A long straight horizontal wire carries a left-to-right current of 20 amps. If the wire is placed in a uniform magnetic field of magnitude 4.0 times 10 to the negative fifth tesla that is directed vertically downward, what is the resultant magnitude of the magnetic field 20 centimeters above the wire?

So this example is interesting. We have a current-carrying wire, where the current we’re told is moving from left to right. And we’ll call this current capital 𝐼. In addition to that, this current-carrying wire is surrounded by a uniform magnetic field that we’re told points downward. And we can call that uniform field 𝐵 sub 𝑒. In this environment, we want to solve for the magnetic field magnitude at a position that’s 20 centimeters above this wire. Now, keep in mind that this wire is described as a long straight wire. And we’ll take that description to mean that it’s effectively infinite going off in either direction to the left and right.

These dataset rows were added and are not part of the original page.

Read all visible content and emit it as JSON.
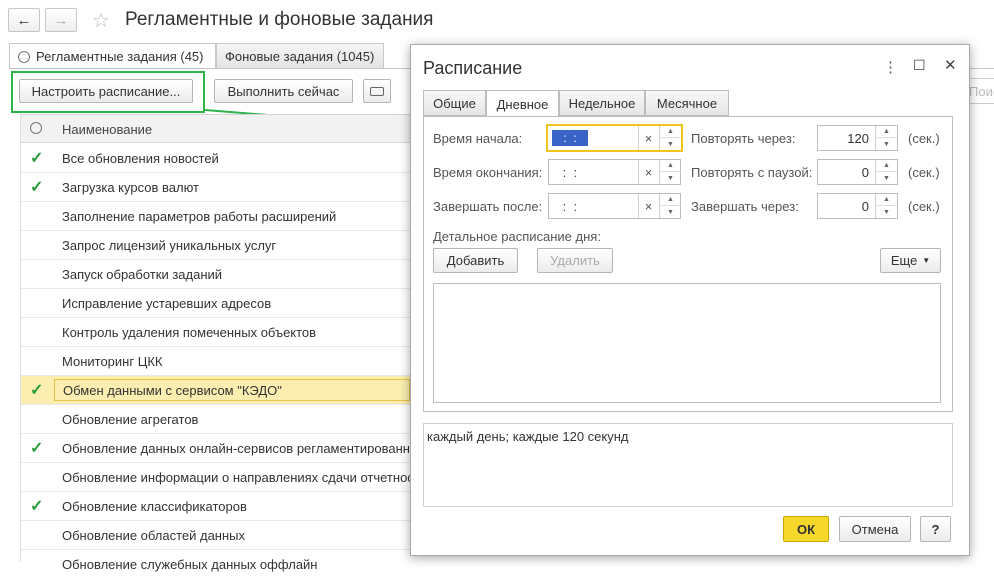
{
  "window": {
    "title": "Регламентные и фоновые задания",
    "back_icon": "←",
    "forward_icon": "→",
    "star_icon": "☆"
  },
  "tabs": [
    {
      "label": "Регламентные задания (45)"
    },
    {
      "label": "Фоновые задания (1045)"
    }
  ],
  "toolbar": {
    "schedule_button": "Настроить расписание...",
    "run_now_button": "Выполнить сейчас",
    "search_placeholder": "Поис"
  },
  "list": {
    "column_header": "Наименование",
    "rows": [
      {
        "name": "Все обновления новостей",
        "checked": true
      },
      {
        "name": "Загрузка курсов валют",
        "checked": true
      },
      {
        "name": "Заполнение параметров работы расширений",
        "checked": false
      },
      {
        "name": "Запрос лицензий уникальных услуг",
        "checked": false
      },
      {
        "name": "Запуск обработки заданий",
        "checked": false
      },
      {
        "name": "Исправление устаревших адресов",
        "checked": false
      },
      {
        "name": "Контроль удаления помеченных объектов",
        "checked": false
      },
      {
        "name": "Мониторинг ЦКК",
        "checked": false
      },
      {
        "name": "Обмен данными с сервисом \"КЭДО\"",
        "checked": true,
        "selected": true
      },
      {
        "name": "Обновление агрегатов",
        "checked": false
      },
      {
        "name": "Обновление данных онлайн-сервисов регламентированной отчетности",
        "checked": true
      },
      {
        "name": "Обновление информации о направлениях сдачи отчетности",
        "checked": false
      },
      {
        "name": "Обновление классификаторов",
        "checked": true
      },
      {
        "name": "Обновление областей данных",
        "checked": false
      },
      {
        "name": "Обновление служебных данных оффлайн",
        "checked": false
      }
    ]
  },
  "dialog": {
    "title": "Расписание",
    "menu_icon": "⋮",
    "maximize_icon": "☐",
    "close_icon": "✕",
    "tabs": [
      "Общие",
      "Дневное",
      "Недельное",
      "Месячное"
    ],
    "active_tab": "Дневное",
    "start_time_label": "Время начала:",
    "start_time_value": " :  : ",
    "end_time_label": "Время окончания:",
    "end_time_value": " :  : ",
    "finish_after_label": "Завершать после:",
    "finish_after_value": " :  : ",
    "clear_icon": "×",
    "repeat_every_label": "Повторять через:",
    "repeat_every_value": "120",
    "repeat_pause_label": "Повторять с паузой:",
    "repeat_pause_value": "0",
    "finish_in_label": "Завершать через:",
    "finish_in_value": "0",
    "unit_label": "(сек.)",
    "detail_label": "Детальное расписание дня:",
    "add_button": "Добавить",
    "delete_button": "Удалить",
    "more_button": "Еще",
    "summary": "каждый день; каждые 120 секунд",
    "ok_button": "ОК",
    "cancel_button": "Отмена",
    "help_button": "?"
  },
  "colors": {
    "highlight_border": "#2db34a",
    "selected_row": "#fbeeb0",
    "ok_button": "#f5d829",
    "focus_border": "#f0c419",
    "check": "#2a9a3d"
  }
}
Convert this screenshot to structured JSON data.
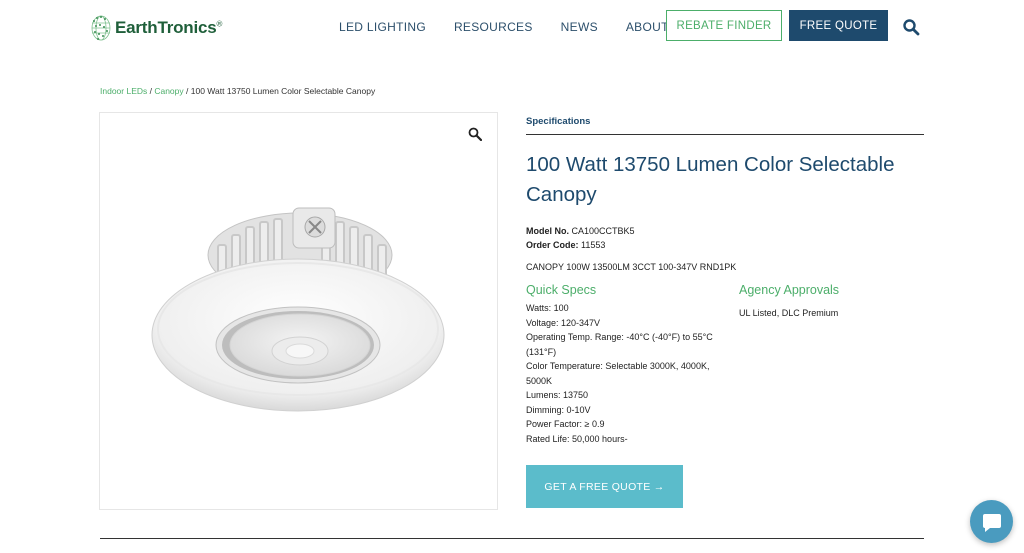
{
  "header": {
    "logo_text": "EarthTronics",
    "logo_mark": "®",
    "nav": [
      "LED LIGHTING",
      "RESOURCES",
      "NEWS",
      "ABOUT"
    ],
    "rebate_label": "REBATE FINDER",
    "quote_label": "FREE QUOTE",
    "search_icon": "search-icon"
  },
  "breadcrumb": {
    "crumb1": "Indoor LEDs",
    "sep1": " / ",
    "crumb2": "Canopy",
    "sep2": " / ",
    "current": "100 Watt 13750 Lumen Color Selectable Canopy"
  },
  "product": {
    "tab": "Specifications",
    "title": "100 Watt 13750 Lumen Color Selectable Canopy",
    "model_label": "Model No.",
    "model_value": "CA100CCTBK5",
    "order_label": "Order Code:",
    "order_value": "11553",
    "description": "CANOPY 100W 13500LM 3CCT 100-347V RND1PK",
    "quick_specs_heading": "Quick Specs",
    "quick_specs": [
      "Watts: 100",
      "Voltage: 120-347V",
      "Operating Temp. Range: -40°C (-40°F) to 55°C (131°F)",
      "Color Temperature: Selectable 3000K, 4000K, 5000K",
      "Lumens: 13750",
      "Dimming: 0-10V",
      "Power Factor: ≥ 0.9",
      "Rated Life: 50,000 hours-"
    ],
    "agency_heading": "Agency Approvals",
    "agency_text": "UL Listed, DLC Premium",
    "cta_label": "GET A FREE QUOTE →"
  },
  "colors": {
    "brand_navy": "#1e4a6d",
    "brand_green": "#4cae6a",
    "cta_teal": "#5bbccb",
    "chat_blue": "#4a9bbf"
  },
  "icons": [
    "search-icon",
    "zoom-icon",
    "chat-icon",
    "logo-globe-icon"
  ]
}
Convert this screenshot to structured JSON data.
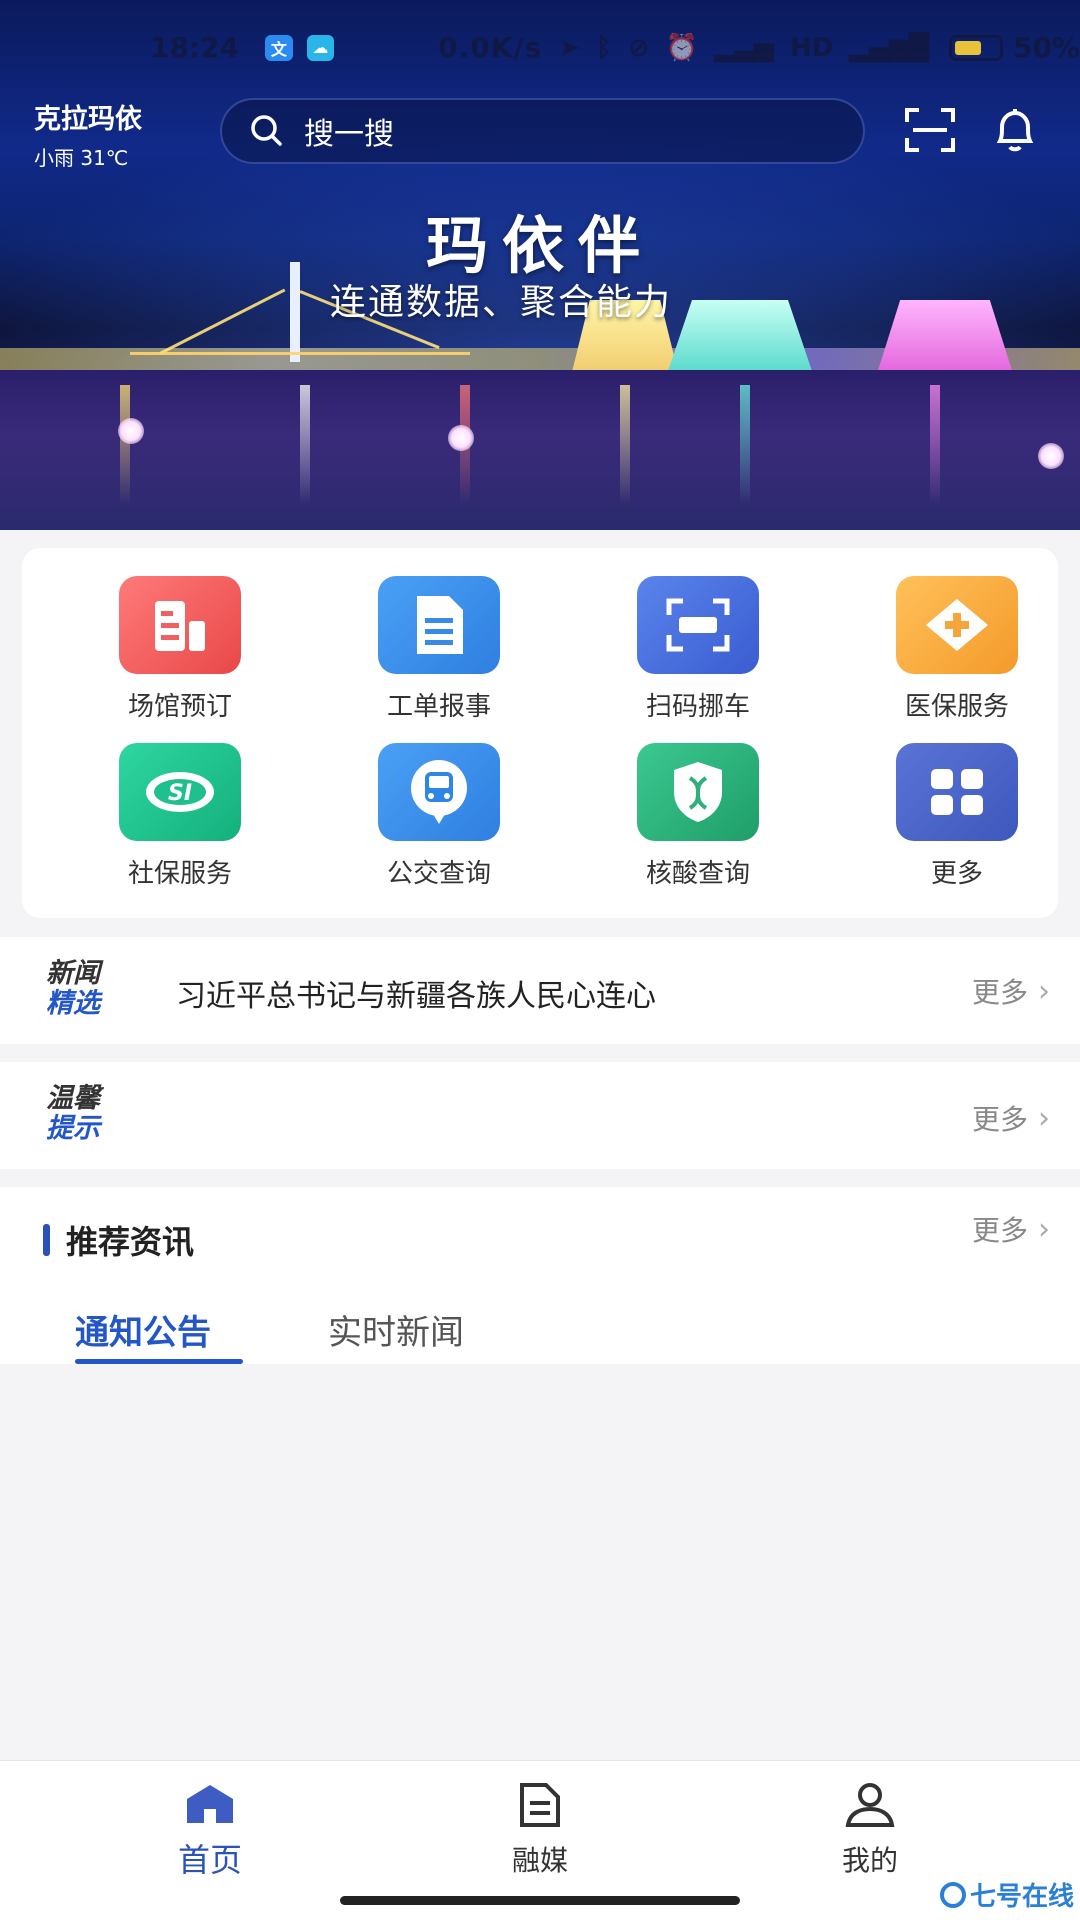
{
  "status_bar": {
    "time": "18:24",
    "app1": "文",
    "net_speed": "0.0K/s",
    "battery_pct": "50%"
  },
  "header": {
    "city": "克拉玛依",
    "weather": "小雨  31℃",
    "search_placeholder": "搜一搜"
  },
  "banner": {
    "title": "玛依伴",
    "subtitle": "连通数据、聚合能力"
  },
  "services": [
    {
      "label": "场馆预订",
      "icon": "building-icon",
      "color": "#f05656"
    },
    {
      "label": "工单报事",
      "icon": "document-icon",
      "color": "#2f86e6"
    },
    {
      "label": "扫码挪车",
      "icon": "scan-icon",
      "color": "#4670dc"
    },
    {
      "label": "医保服务",
      "icon": "medical-plus-icon",
      "color": "#f4a43a"
    },
    {
      "label": "社保服务",
      "icon": "social-security-icon",
      "color": "#1fc08e"
    },
    {
      "label": "公交查询",
      "icon": "bus-icon",
      "color": "#2f86e6"
    },
    {
      "label": "核酸查询",
      "icon": "dna-shield-icon",
      "color": "#2fb07a"
    },
    {
      "label": "更多",
      "icon": "grid-icon",
      "color": "#4a63c8"
    }
  ],
  "news": {
    "tag_line1": "新闻",
    "tag_line2": "精选",
    "headline": "习近平总书记与新疆各族人民心连心",
    "more": "更多"
  },
  "tips": {
    "tag_line1": "温馨",
    "tag_line2": "提示",
    "more": "更多"
  },
  "recommend": {
    "title": "推荐资讯",
    "more": "更多",
    "tabs": [
      "通知公告",
      "实时新闻"
    ]
  },
  "bottom_nav": [
    {
      "label": "首页",
      "icon": "home-icon"
    },
    {
      "label": "融媒",
      "icon": "media-doc-icon"
    },
    {
      "label": "我的",
      "icon": "user-icon"
    }
  ],
  "watermark": "七号在线",
  "colors": {
    "accent": "#2356c6",
    "nav_active": "#2b52b8"
  }
}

So, that means it doesn’t matter much where along the wire we put our point where we want to solve for the magnetic field, just that it’s a distance 20 centimeters above the current-carrying wire. At this position, there are two magnetic fields which combine to form a net or total magnetic field. First, there’s the field due to the external magnetic field, what we’ve called 𝐵 sub 𝑒. That points, as we know, in a downward direction. But, secondly, there is the magnetic field created by the current in this wire.

And if we use our right-hand rule, with our thumb pointing in the direction of the current and our fingers curling in the direction of the field that’s created, then we know that the direction of the magnetic field created by this current 𝐼 is in circular loops around the wire that points out of the page above the wire and into the page below it.

So, if we were to draw that magnetic field acting at our point 𝑥 20 centimeters above the wire, we would show it pointing out of the page. That might look like this. And we can call this 𝐵 sub 𝑤, for the magnetic field created by the wire. These two magnetic fields acting at our point of interest are perpendicular to one another. And we want to solve for the magnitude of the resultant vector of these two components.

Since 𝐵 sub 𝑤 and 𝐵 sub 𝑒 are at right angles one to another, we can solve for this magnitude of the resultant vector this way. We can say that that overall magnitude, which we’ll call 𝐵, is equal to the square root of 𝐵 sub 𝑒 squared, the external magnetic field, plus 𝐵 sub 𝑤 squared, where 𝐵 sub 𝑤 is the magnetic field due to the wire. So then, to solve for 𝐵, we need to know the external field and the field from the wire. Now, we know the external field. That’s given to us in the problem statement. So, the one missing piece is the field created by our current-carrying wire.

To see what that field is, we can recall an equation describing the magnetic field created by a long straight current-carrying wire. That field is equal to 𝜇 nought, the permeability of free space, a constant, times the current in the wire divided by two 𝜋 times 𝑟, where 𝑟 is the perpendicular distance between the point of interest, where we wanna calculate the field and the axis of the current-carrying wire.

We can treat the free space permeability as 1.26 times 10 to the negative sixth tesla meters per ampere. And in addition to that, we know that 𝑟, our distance between the wire and our point of interest, is 20 centimeters, or converted to meters 0.20 meters. Since we also know the current 𝐼, as well as the external magnetic field 𝐵 sub 𝑒, we’re ready to plug in and then solve for 𝐵, the magnitude of the resulting magnetic field.

With all these values plugged in, notice briefly what happens to the units in the second term in our square root expression. The units of amperes cancel out, as do the units of meters, leaving us with the units of tesla. Our final calculated value for the magnetic field 𝐵 then will have those units.

And that value, to two significant figures, is 4.5 times 10 to the negative fifth tesla. That’s the magnetic field magnitude that results from adding the external magnetic field to the magnetic field created by the wire at the point we’ve chosen.